1985 single by Scritti Politti

"Perfect Way" is a song written by Green Gartside and David Gamson and performed by the British pop band Scritti Politti. It was featured on the band's second and most successful studio album, Cupid & Psyche 85, released in June 1985. The song features synthesizer in its instrumentation.

== Chart performance ==
Four singles had already been released in the UK from the album before "Perfect Way" was issued in August 1985. It was only a minor hit in the UK (No. 48), but in the US "Perfect Way" became Scritti Politti's only hit, reaching No. 11 on the Billboard Hot 100. On other US charts, "Perfect Way" reached No. 6 on the Hot Dance/Disco chart and No. 85 on the Hot Black Singles chart. In Canada, it reached No. 32 on the RPM singles chart.

==Music video==
The official music video, which mixes monochrome and colour footage, features musicians performing in the studio, intercut with close-up faces, video effects, and urban scenes, was directed by Paula Greif and Peter Kagan.

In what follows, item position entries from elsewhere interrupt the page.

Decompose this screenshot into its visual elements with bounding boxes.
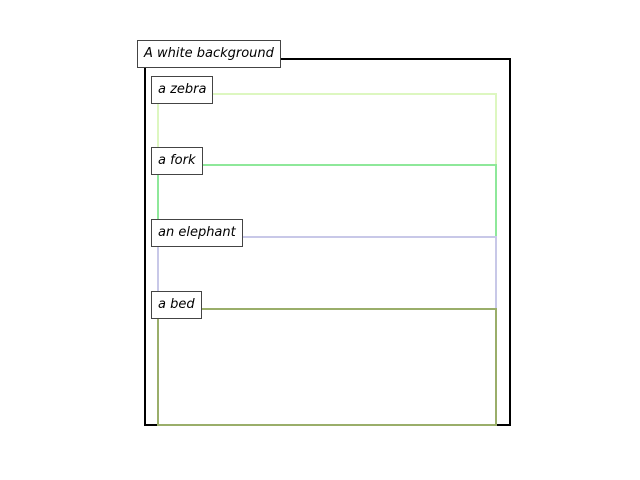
label-background: A white background bbox=[137, 40, 281, 68]
label-bed: a bed bbox=[151, 291, 202, 319]
label-elephant: an elephant bbox=[151, 219, 243, 247]
label-fork: a fork bbox=[151, 147, 203, 175]
label-zebra: a zebra bbox=[151, 76, 214, 104]
region-elephant bbox=[157, 236, 497, 310]
region-bed bbox=[157, 308, 497, 426]
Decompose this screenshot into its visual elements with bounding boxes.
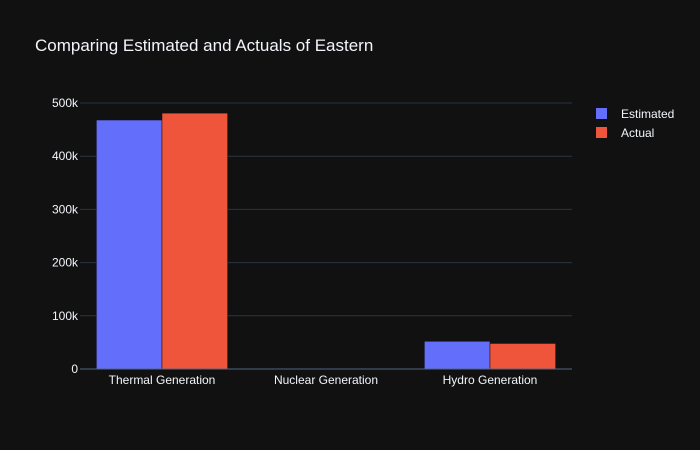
bar-actual-0[interactable] <box>161 112 228 370</box>
y-tick-label: 200k <box>52 256 79 270</box>
y-tick-label: 400k <box>52 149 79 163</box>
y-tick-label: 0 <box>71 362 78 376</box>
y-tick-label: 500k <box>52 96 79 110</box>
x-tick-label: Thermal Generation <box>109 373 216 387</box>
legend-swatch <box>596 108 607 119</box>
axis-layer: 0 100k 200k 300k 400k 500k Thermal Generation N… <box>52 96 572 387</box>
bar-actual-2[interactable] <box>489 343 556 370</box>
y-tick-label: 300k <box>52 202 79 216</box>
legend-label: Estimated <box>621 107 674 121</box>
x-tick-label: Hydro Generation <box>443 373 538 387</box>
chart-title: Comparing Estimated and Actuals of Easte… <box>35 36 373 55</box>
bar-estimated-0[interactable] <box>96 119 163 370</box>
legend-label: Actual <box>621 126 654 140</box>
bars-layer <box>96 112 556 370</box>
y-tick-label: 100k <box>52 309 79 323</box>
x-tick-label: Nuclear Generation <box>274 373 378 387</box>
legend[interactable]: Estimated Actual <box>596 107 674 140</box>
bar-estimated-2[interactable] <box>424 341 491 370</box>
legend-item-estimated[interactable]: Estimated <box>596 107 674 121</box>
legend-item-actual[interactable]: Actual <box>596 126 654 140</box>
legend-swatch <box>596 127 607 138</box>
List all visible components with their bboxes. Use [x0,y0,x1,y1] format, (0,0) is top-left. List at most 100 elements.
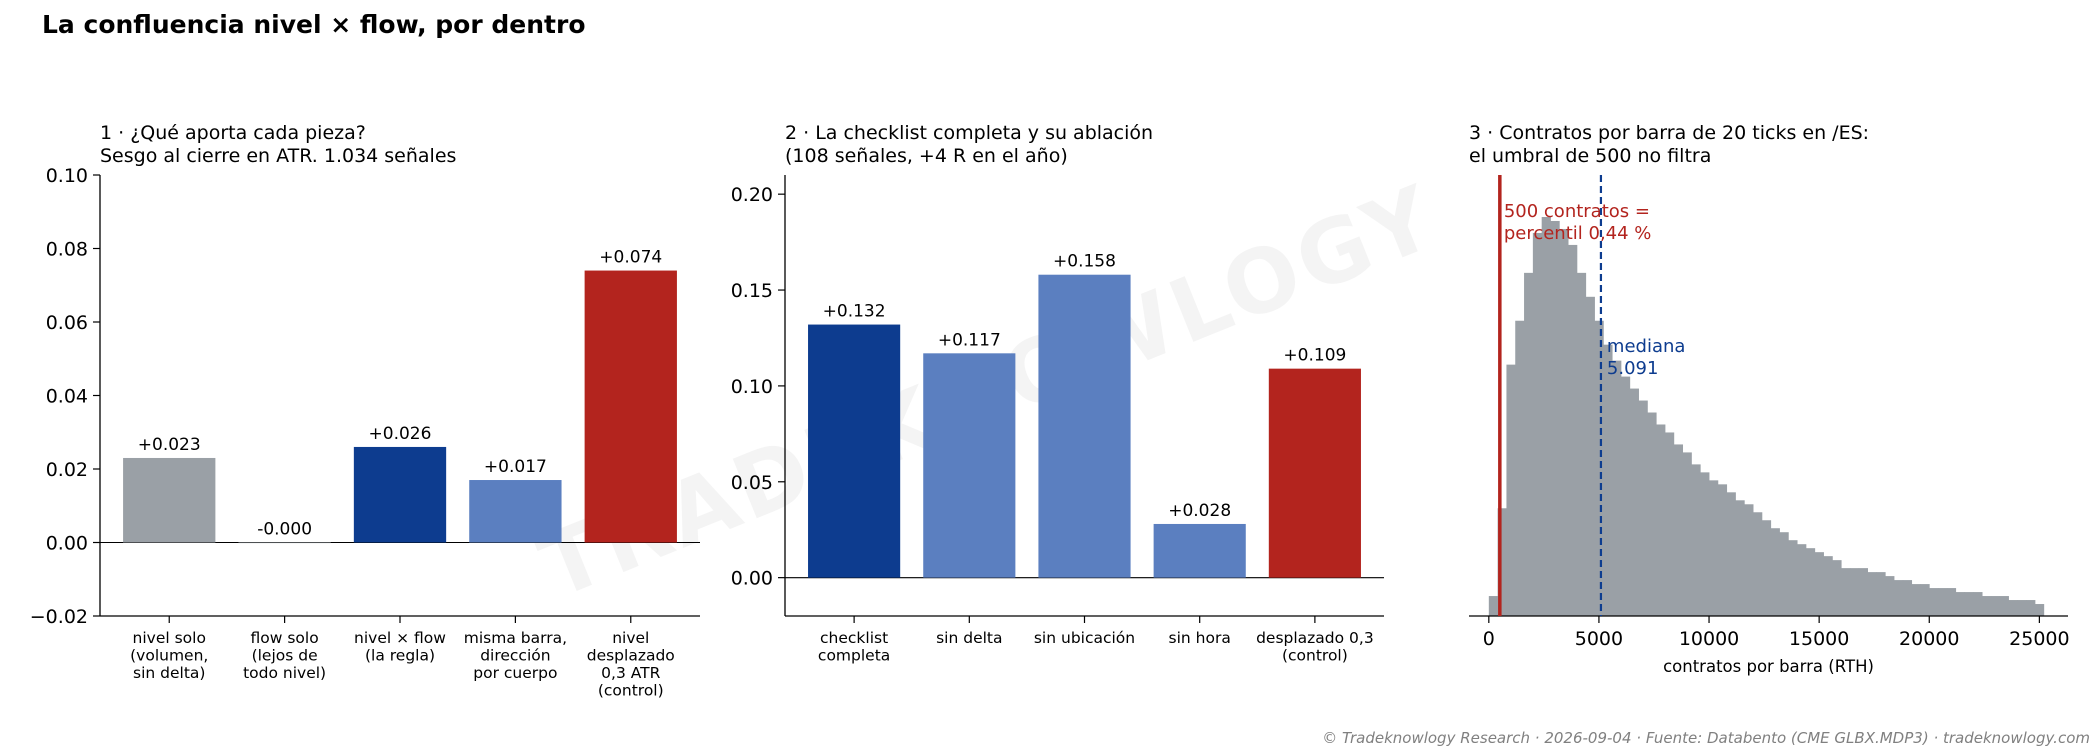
panel-3-hist-bar [1735,500,1745,616]
panel-2-data-label: +0.117 [938,330,1001,350]
panel-1-y-tick-label: 0.08 [46,239,88,261]
panel-1-x-tick-label: nivel solo [133,629,206,647]
panel-1-y-tick-label: 0.10 [46,165,88,187]
panel-1-bar [238,542,331,544]
panel-2-x-tick-label: (control) [1282,647,1348,665]
panel-3-hist-bar [1964,592,1974,616]
panel-3-hist-bar [1541,217,1551,616]
panel-3-hist-bar [1894,580,1904,616]
panel-2-x-tick-label: sin ubicación [1034,629,1135,647]
panel-3-hist-bar [1629,388,1639,616]
panel-1-x-tick-label: nivel × flow [354,629,446,647]
panel-3-hist-bar [1656,424,1666,616]
panel-3-hist-bar [1709,480,1719,616]
panel-3-x-tick-label: 0 [1483,628,1495,650]
panel-3-hist-bar [2017,600,2027,616]
panel-3-hist-bar [2008,600,2018,616]
panel-1-data-label: -0.000 [257,520,312,540]
panel-3-hist-bar [1515,320,1525,616]
panel-1-data-label: +0.074 [599,248,662,268]
panel-3-chart: 0 5000 10000 15000 20000 25000 contratos por b… [1469,175,2070,676]
panel-3-hist-bar [1761,520,1772,616]
panel-3-hist-bar [1691,464,1701,616]
panel-3-median-label-line1: mediana [1607,336,1686,357]
panel-3-hist-bar [2034,604,2045,616]
panel-1-y-tick-label: 0.06 [46,312,88,334]
panel-2-bar [1268,368,1361,578]
panel-3-title-line1: 3 · Contratos por barra de 20 ticks en /… [1469,122,1870,144]
panel-1-data-label: +0.017 [484,457,547,477]
panel-1-data-label: +0.023 [138,435,201,455]
panel-3-hist-bar [1797,544,1807,616]
panel-1-title: 1 · ¿Qué aporta cada pieza? Sesgo al cie… [100,122,456,168]
panel-3-hist-bar [1779,532,1789,616]
panel-2-title-line2: (108 señales, +4 R en el año) [785,145,1068,167]
panel-3-hist-bar [1832,560,1842,616]
panel-3-hist-bar [1946,588,1957,616]
panel-1-bar [469,480,562,543]
panel-3-x-tick-label: 5000 [1575,628,1623,650]
panel-3-hist-bar [1700,472,1710,616]
panel-2-y-tick-label: 0.15 [731,280,773,302]
panel-3-hist-bar [1726,492,1736,616]
panel-3-hist-bar [1673,444,1684,616]
panel-2-y-tick-label: 0.20 [731,184,773,206]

The music video features singer and actress Fiona Flanagan and supermodel Veronica Webb.

== Critical reception ==
John Leland of Spin wrote the song was, "a pretty, lightweight pop tune that skips around on a busy electronic groove as feyly as Green's ultrawimp vocals. This is extremely well crafted, but it packs all the punch of a neutered "Sussudio"."

== Charts ==
=== Weekly charts ===

| Chart (1986) | Peak position |
|---|---|
| Australia (Kent Music Report) | 75 |

=== Year-end charts ===

| Year-end chart (1986) | Rank |
|---|---|
| US Top Pop Singles (Billboard) | 64 |

== Cover versions ==
An instrumental version of the song was covered by Miles Davis on his 1986 studio album Tutu, providing a second success for the song in the US. The song entered Davis' live repertoire and he was recorded playing it live many times. Davis would make a guest appearance on Scritti Politti's next album Provision (1988), playing trumpet on the hit single "Oh Patti (Don't Feel Sorry For Loverboy)".